S’appuyant sur de nombreux documents souvent ignorés, l’auteur montre comment l’Algérie a servi de vaste laboratoire au sein duquel ce sont forgés les concepts de « race inférieure « et d’ »espace vital » qui ont resservi en d’autres lieux par la suite, ainsi que de nouvelles techniques répressives telles que l’internement administratif et les punitions collectives.

Edition Fayard, 342 pages, 22 euros.

*** Marc Ferro, directeur d’études à l’EHESS, avec la contribution de toute une équipe de chercheurs, embrasse encore plus large avec son « Livre Noir du colonialisme ».
Celui-ci commence au 16ème siècle et recense les crimes des colonisations sur plusieurs continents (Indiens d’Amérique, arborigènes d’Australie, traite des Noirs et esclavage, Vietnam, Indonésie et Algérie).
Il analyse les séquelles du colonialisme qui nourrissent le sentiment d’humiliation ou l’esprit de revanche des anciens colonisés, sans oublier les rapports de domination du néocolonialisme contemporain.

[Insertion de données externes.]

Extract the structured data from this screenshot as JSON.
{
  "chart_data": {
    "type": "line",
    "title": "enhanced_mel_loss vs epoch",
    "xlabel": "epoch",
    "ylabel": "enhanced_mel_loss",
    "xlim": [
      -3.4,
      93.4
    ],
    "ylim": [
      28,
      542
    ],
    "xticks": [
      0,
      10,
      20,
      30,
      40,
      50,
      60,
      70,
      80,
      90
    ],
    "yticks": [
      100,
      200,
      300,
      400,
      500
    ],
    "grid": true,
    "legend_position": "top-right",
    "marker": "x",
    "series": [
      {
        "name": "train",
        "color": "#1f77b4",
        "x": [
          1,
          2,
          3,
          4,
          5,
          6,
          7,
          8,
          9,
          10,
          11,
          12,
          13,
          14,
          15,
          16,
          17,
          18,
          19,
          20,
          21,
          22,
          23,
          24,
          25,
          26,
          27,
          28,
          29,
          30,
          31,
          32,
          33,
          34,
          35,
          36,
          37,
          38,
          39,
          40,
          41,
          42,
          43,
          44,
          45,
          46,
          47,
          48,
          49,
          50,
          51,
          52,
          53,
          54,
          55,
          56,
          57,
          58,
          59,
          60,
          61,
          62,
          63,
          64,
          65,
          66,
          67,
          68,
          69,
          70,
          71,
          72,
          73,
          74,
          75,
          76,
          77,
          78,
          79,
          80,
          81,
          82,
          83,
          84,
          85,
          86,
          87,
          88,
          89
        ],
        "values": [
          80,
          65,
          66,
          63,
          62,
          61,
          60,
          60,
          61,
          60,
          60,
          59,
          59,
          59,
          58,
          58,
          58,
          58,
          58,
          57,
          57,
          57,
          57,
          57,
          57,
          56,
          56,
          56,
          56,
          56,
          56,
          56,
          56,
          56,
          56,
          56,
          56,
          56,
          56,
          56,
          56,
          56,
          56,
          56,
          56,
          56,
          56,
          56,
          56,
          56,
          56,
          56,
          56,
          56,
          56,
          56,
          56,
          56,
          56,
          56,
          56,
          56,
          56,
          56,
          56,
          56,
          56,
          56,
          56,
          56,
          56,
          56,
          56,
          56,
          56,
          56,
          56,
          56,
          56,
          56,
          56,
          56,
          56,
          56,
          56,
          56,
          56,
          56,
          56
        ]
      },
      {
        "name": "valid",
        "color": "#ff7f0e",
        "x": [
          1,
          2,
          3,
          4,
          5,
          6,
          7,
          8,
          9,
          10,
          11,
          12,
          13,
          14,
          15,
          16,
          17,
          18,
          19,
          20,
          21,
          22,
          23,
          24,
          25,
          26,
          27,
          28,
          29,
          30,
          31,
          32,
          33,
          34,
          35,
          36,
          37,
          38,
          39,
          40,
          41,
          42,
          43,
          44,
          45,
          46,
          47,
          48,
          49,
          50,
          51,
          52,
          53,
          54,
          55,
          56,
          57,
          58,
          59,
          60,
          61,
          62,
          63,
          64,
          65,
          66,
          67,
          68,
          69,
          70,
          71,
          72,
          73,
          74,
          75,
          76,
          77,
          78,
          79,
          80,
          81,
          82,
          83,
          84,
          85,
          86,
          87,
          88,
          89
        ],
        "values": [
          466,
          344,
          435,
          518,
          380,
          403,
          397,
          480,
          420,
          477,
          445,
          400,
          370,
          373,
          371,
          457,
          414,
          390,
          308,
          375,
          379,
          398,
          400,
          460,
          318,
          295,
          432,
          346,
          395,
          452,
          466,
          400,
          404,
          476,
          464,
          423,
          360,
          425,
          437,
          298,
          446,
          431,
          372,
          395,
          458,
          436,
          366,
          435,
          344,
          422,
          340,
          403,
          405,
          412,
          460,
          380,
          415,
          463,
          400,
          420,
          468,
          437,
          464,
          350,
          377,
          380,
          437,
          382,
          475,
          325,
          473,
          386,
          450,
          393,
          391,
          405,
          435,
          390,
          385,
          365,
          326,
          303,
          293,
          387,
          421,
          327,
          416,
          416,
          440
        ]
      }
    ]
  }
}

Edition Hachette, 1056 pages, 14,50 euros.

***« LE CRIME OCCIDENTAL » de Viviane FORRESTER

Avec retard (mais mieux vaut tard que jamais), nous conseillons également la lecture très instructive du livre de Viviane Forrester, qui analyse les responsabilités, la lâcheté et l’hypocrisie des gouvernements européens et étatsunisien concernant le génocide des juifs pendant la seconde guerre mondiale, leur comportement antisémite y compris au lendemain de la guerre, de même que la manière particulièrement méprisante dont ils ont obligé les populations arabes et notamment palestinienne à supporter les conséquences de leurs crimes. Après les récentes commémorations, où chacun s’est présenté en « libérateur » et en rempart contre la barbarie, quelques rappels sont tout à fait salutaires.
Un seul bémol, la conclusion de Viviane Forrester : considérant que l’Europe et les Etats-Unis se sont disqualifiés pour « arbitrer le conflit israélo palestinien », elle conjure Palestiniens et Israéliens de s’entendre « par-dessus la tête des puissants », oubliant que nous ne sommes pas en présence de deux adversaires de même taille, disposant des mêmes armes, et que l’occupant n’a aucune envie de paix puisqu’il vise à s’emparer d’un maximum de terres et à chasser un maximum de Palestiniens à cette fin. C’est également méconnaître tout l’appui apporté, aujourd’hui encore, par les gouvernements occidentaux à l’occupant.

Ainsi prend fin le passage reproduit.